A 20K PC? So Be It . . .

Some quotes from a rather amazing article, which is rather ironically entitled, “PC games not dead yet”:

“These days it seems that millions of gamers have switched to playing games on their game consoles, but Roy Taylor, Nvidia’s Vice President of Content Relations, recently told us that PC games aren’t dead by a “longshot”.”

“Developers often want to make the best possible game, but business realities mean that games must often be scaled-down graphically to work on many machines. “I would like a version of the game that doesn’t pander to the businessmen. Something with the very very best in graphics,” Taylor said, adding that if it takes a $20,000 PC to run the game, “then so be it”.”

Oh.

If PC gaming isn’t dead yet, it certainly will be if this idiot has his way.

There seems to be a disconnect with reality here. Sane people might think that there might be a connection between PCers going to consoles and current PC gaming pricing.
The answer to “people are leaving us because our products cost too much” isn’t usually, “Let’s charge ten times more!” I mean, it’s not enough for this guy to want games that will only run well on a 2 or 3K PC. Nooooooo, we got to add a zero to that.

What do I know, but I’ve gotten lots of emails over time from people saying that they’re going to consoles because the extra cost of PC gaming isn’t worth it, but not one email complaining about the disgustingly low cost of PC hardware.

This fellow seems to aware of at least the words “economy of scale” when it comes to hardware, but he seems clueless that economies of scale apply even more to software.

Developing high-end games cost tens of millions of dollars these days, which means you have to sell a million or two copies just to get back your costs, and quite a few million to make good money from it.

This guy wants somebody else to spend tens of millions more for a luxury product that maybe a hundred thousand people could use. $10,000,000 extra cost divided by 100,000 buyers. You do the math.

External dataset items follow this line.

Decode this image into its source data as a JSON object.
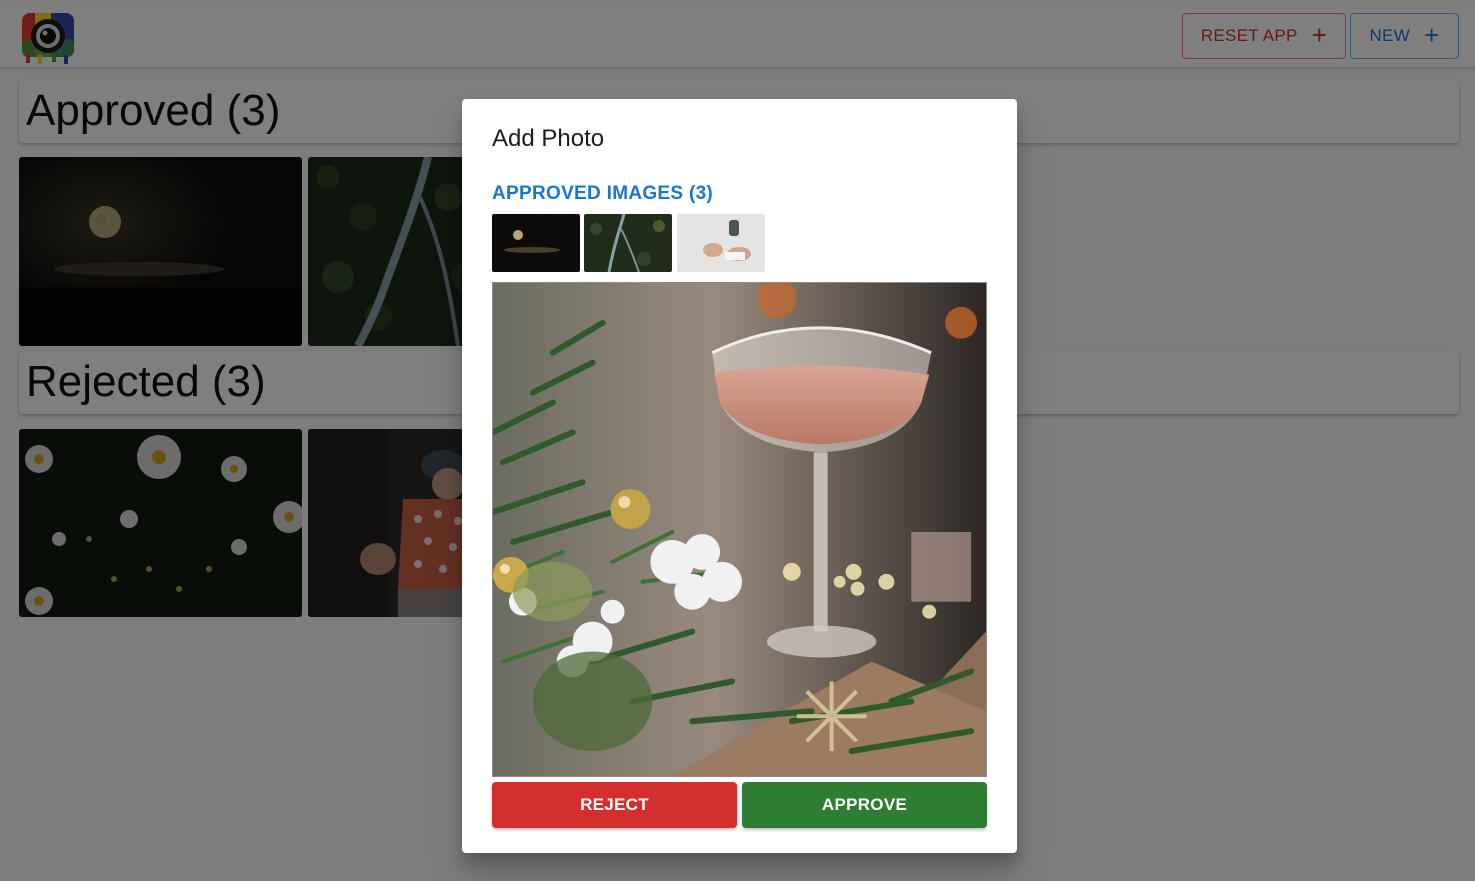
{
  "topbar": {
    "logo_icon": "camera-logo-icon",
    "reset_label": "RESET APP",
    "new_label": "NEW",
    "plus_glyph": "+",
    "reset_color": "#d32f2f",
    "new_color": "#1976d2"
  },
  "approved_section": {
    "heading": "Approved (3)",
    "thumbnails": [
      {
        "subject": "full moon over dark sea"
      },
      {
        "subject": "aerial forest with river"
      }
    ]
  },
  "rejected_section": {
    "heading": "Rejected (3)",
    "thumbnails": [
      {
        "subject": "white daisies at night"
      },
      {
        "subject": "child in polka-dot shirt"
      }
    ]
  },
  "dialog": {
    "title": "Add Photo",
    "approved_images_label": "APPROVED IMAGES (3)",
    "approved_thumbnails": [
      {
        "subject": "moon"
      },
      {
        "subject": "forest river"
      },
      {
        "subject": "hands and coffee"
      }
    ],
    "preview_subject": "pink drink in coupe glass with pine branches and ornaments",
    "reject_label": "REJECT",
    "approve_label": "APPROVE",
    "reject_color": "#d32f2f",
    "approve_color": "#2e7d32",
    "accent_color": "#1976d2"
  }
}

Of course, not like this guy and his company would be sticking their necks out for this, it’s all gravy for them. They’ll make a lot more money selling God-knows-what video systems than any game developer will ever make.

This brings us to the scary part of all this: the cluelessness and economic illiteracy isn’t coming from some crazy blogger, but the vice-president in charge of content management at nVidia. This is an important player in the future direction of PC gaming.

Maybe an analogy is in order here. This is like U.S. Vice-President Cheney getting interviewed on TV one day and saying, “You know, those Europeans just aren’t spending enough on the war in Iraq. I think they ought to be spending even more than we do, and spend most of it buying weapons from us. And if they have to raise taxes 50% to do that, so be it.”

What sort of reception do you think he’d get?